The short answer to your question is:
Yes you can run a 2560 x 1400 @ 60Hz on an external monitor. Thunderbolt compatibility doesn't matter since the only interface you need to and can work with is the mini display port (mDP).
The question now is, what are your "goals?" Maybe we can direct you to a different solution.
The MBP Mid-2012 only came with 512MB VRAM, not the 1GB you are specifying. In any case, the maximum resolution you will ever get will be 2560 x 1600 MacBook Pro (13-inch, Mid 2012) - Technical Specifications
That said, there is no "thunderbolt to display port" adapter. Below is a snipit from another answer where I addressed this very issue:
Now, there is no "Thunderbolt" to DVI/HDMI because Thunderbolt is an extension of PCIe. So, in a very basic sense, this would be like trying to plug your monitor in directly to the logic board and not go through the video adapter; it cannot happen.

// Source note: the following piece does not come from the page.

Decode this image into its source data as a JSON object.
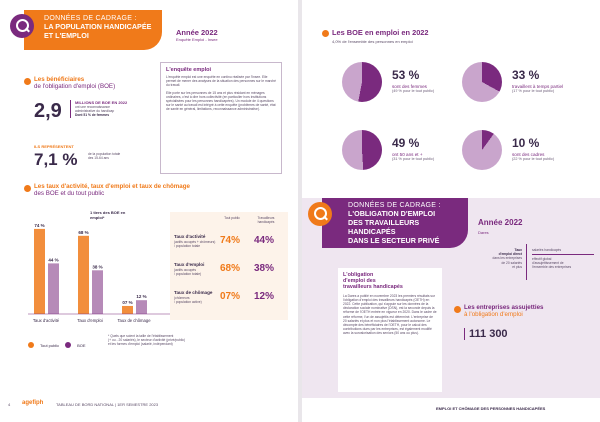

However, Thunderbolt "multiplexes" the DisplayPort signal on that
single cable. You are going to get both. Now, if you use a a
Thunderbolt compatible cable, you can daisy chain additional TB
devices off your monitor, albeit at a reduced data transfer rate. This
is why monitors are the last in the chain. If you use a non-TB cable,
you will only get display and no TB signal.

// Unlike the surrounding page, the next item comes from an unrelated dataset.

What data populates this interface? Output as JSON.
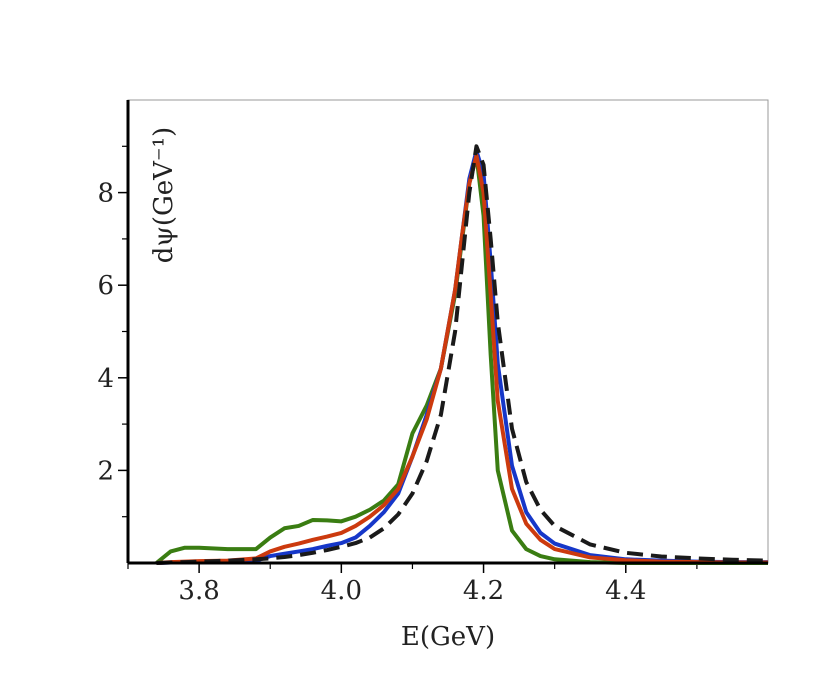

The mini display port (mDP) on your MBP isn't going to give you any more resolution than your GPU is capable of delivering. mDP 1.2 can support up to 4K video at 60Hhz; it's just your MBP can't deliver it. Changing your cable to one that supports more bandwidth isn't going to give you more resolution the same way changing out your cat5 cable for cat6 will increase the bandwidth of your 1GB NIC.